Here’s the thing. It doesn’t just make the game “easier,” it makes the game better. You might as well make the controls clunkier and less intuitive in higher difficulty levels if you really think that’s what we want. Sure, it makes the game harder, but for all the wrong reasons.

So yeah, I’m kind of ambivalent towards this game right now. Really cool concept, but it also seems screwy.


6 responses

  1. JPH, have you watched Hitmas these past few days?

    The idea behind limiting mid-mission saves is that it limits the amount of errors you’re allowed to make. If you choose to play on ‘Pro’, the game basically folds its arms, sits back and goes ‘Oh, you’re a Pro, aren’t you? Well, Pros don’t make mistakes. So just show me you can complete these levels without making any mistakes!

    Whether or not it’s a good design decision I can’t really comment on, because I’ve only ever had second-hand Hitman.

    July 2, 2011 at 8:04 AM

    • Sumanai

      I would’ve just attributed it to the thinking of “quicksave/load spamming ruins the feeling, so instead of showing or asking for self-restraint we’ll just prevent it”.

      July 14, 2011 at 10:50 AM

  2. Littaly

    Hitman: Blood Money is a bloody brilliant game if you ask me. Sure, it’s a far from perfect, and it doesn’t let you improvise quite as much as it wants you to believe. But just the way it makes you plan your moves and take in your surroundings makes it a pretty engaging game. It will test your patience more than a few times though, and not always on purpose either :-/

    The limited amount of saves feel logical to me, if you could save your game after every step, that wouldn’t just take the challenge out of it, it would take a lot of the tension out of it as well. It increases the stakes, puts more pressure on you to plan more carefully, keep your focus and not screw up your next move. But yeah, as far as a way of increasing difficulty it’s a bit cheap.

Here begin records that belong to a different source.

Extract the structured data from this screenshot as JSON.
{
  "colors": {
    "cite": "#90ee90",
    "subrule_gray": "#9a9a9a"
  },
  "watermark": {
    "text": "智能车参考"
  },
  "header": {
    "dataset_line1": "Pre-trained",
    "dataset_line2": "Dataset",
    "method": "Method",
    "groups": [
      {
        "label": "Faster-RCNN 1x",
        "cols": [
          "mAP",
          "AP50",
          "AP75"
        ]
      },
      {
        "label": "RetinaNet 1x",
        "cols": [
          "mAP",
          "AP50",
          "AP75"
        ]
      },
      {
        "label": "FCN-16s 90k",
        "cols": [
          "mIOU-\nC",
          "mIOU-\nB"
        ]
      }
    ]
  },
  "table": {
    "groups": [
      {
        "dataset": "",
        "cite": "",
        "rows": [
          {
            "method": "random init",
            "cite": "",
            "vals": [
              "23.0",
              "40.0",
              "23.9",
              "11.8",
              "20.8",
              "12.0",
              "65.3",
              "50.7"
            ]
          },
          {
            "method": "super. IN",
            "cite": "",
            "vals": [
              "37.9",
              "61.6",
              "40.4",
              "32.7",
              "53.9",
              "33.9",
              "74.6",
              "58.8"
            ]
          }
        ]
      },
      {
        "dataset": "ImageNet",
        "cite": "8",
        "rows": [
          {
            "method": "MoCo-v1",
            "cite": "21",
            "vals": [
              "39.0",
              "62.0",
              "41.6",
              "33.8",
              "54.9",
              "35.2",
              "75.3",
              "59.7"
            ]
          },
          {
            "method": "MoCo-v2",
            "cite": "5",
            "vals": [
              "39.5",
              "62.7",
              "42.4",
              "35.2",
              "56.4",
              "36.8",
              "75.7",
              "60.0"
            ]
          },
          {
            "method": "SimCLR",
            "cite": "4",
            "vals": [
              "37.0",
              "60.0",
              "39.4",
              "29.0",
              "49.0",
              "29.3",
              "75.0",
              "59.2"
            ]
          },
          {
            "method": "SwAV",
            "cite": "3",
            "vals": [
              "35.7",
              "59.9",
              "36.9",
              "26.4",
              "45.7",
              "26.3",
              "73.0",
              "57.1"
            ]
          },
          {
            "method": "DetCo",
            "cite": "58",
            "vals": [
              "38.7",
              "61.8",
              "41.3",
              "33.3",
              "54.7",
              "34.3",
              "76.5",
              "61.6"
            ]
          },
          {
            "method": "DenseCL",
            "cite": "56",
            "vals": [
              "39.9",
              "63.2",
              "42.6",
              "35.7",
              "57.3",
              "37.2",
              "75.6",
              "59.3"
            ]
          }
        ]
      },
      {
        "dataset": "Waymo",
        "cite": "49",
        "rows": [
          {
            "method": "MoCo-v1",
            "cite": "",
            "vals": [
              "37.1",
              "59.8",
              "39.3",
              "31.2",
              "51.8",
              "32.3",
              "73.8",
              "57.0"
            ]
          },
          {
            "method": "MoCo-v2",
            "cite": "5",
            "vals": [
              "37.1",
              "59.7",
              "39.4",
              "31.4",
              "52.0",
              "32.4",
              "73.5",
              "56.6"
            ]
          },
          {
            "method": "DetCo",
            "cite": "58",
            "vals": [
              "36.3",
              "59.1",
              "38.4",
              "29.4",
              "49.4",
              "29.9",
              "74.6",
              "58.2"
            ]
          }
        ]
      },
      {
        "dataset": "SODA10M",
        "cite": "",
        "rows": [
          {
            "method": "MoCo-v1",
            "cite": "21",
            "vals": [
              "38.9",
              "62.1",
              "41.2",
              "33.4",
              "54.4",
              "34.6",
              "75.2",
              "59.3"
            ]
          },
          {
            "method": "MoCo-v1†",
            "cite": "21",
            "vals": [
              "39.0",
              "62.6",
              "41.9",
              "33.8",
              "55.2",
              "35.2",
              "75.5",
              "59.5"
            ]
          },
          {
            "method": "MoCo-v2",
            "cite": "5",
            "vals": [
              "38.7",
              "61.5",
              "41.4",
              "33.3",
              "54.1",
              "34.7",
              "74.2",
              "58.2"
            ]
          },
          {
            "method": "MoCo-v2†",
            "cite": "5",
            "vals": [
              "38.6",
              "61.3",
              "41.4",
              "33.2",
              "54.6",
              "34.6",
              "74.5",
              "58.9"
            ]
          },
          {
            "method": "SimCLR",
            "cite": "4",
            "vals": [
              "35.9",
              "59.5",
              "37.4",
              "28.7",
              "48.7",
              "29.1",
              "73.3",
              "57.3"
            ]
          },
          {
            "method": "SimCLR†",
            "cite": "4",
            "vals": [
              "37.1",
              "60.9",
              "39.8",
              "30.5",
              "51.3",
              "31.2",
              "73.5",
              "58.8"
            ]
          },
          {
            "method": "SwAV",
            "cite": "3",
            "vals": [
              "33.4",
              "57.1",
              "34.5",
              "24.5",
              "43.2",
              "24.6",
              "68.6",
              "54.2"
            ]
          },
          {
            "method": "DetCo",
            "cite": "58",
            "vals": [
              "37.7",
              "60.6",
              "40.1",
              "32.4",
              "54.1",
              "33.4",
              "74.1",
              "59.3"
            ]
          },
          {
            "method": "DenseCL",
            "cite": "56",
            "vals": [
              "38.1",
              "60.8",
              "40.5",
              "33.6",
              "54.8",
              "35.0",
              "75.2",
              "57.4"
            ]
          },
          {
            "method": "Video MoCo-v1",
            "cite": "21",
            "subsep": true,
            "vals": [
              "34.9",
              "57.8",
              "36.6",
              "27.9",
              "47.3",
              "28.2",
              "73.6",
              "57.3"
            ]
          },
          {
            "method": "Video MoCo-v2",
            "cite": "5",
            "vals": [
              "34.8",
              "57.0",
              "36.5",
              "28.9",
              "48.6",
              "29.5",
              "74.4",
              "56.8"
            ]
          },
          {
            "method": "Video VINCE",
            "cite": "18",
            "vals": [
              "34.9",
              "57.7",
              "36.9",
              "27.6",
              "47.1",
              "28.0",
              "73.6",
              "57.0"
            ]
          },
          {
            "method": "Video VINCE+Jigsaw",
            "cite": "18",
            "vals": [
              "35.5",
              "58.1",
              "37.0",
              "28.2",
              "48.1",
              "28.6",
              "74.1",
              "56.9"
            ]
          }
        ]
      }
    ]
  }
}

    July 2, 2011 at 8:34 AM

    • JPH

      It doesn’t just make the game more tense when I know that if I screw up now I’ll have to go all the way back to the start of the level. It makes the game annoying and frustrating for me.

      It also must be hard on people who don’t have time to sit down for an hour or two to play a game and can only play games in bite-sized chunks (there are a lot of people like that, you know). Especially since even if you’re playing on easy mode, your saves will be deleted if you exit mid-level.

      So yeah. I still think it’s a bad design choice. I’ve never been happy about a game not having quicksaving, but in a lot of games I can begrudgingly accept it. It’s harder to forgive Io Interactive when they clearly designed a quicksave function, and then made sure you can’t use it properly. It’s almost like they were trying to spite me.

      July 3, 2011 at 1:20 AM

  3. With Hitman, you have to expect to be doing things over and over as you repeatedly fail miserably. Unlike with most games, I find it works here as finding out a sneaky way to carry out your objectives is great fun.

    July 2, 2011 at 12:24 PM

  4. Well to be honest, I really think you just suck at the game, because I´ve been playing hitman since the second game (silent assasin) and if you think BM or Contracts are bugged, try to play this. I mean it:D anyway with some training, you would be possible to get 99% of the missions without a single bullet shot.
    I really like your blog (discovered it today) but thing that drives me crazy is how you sometimes judge games just after four missions, two hours and stuff. I don´t blame you that you don´t like Morrowind for example – your choice of course!
    Anyway, good luck and keep the page on!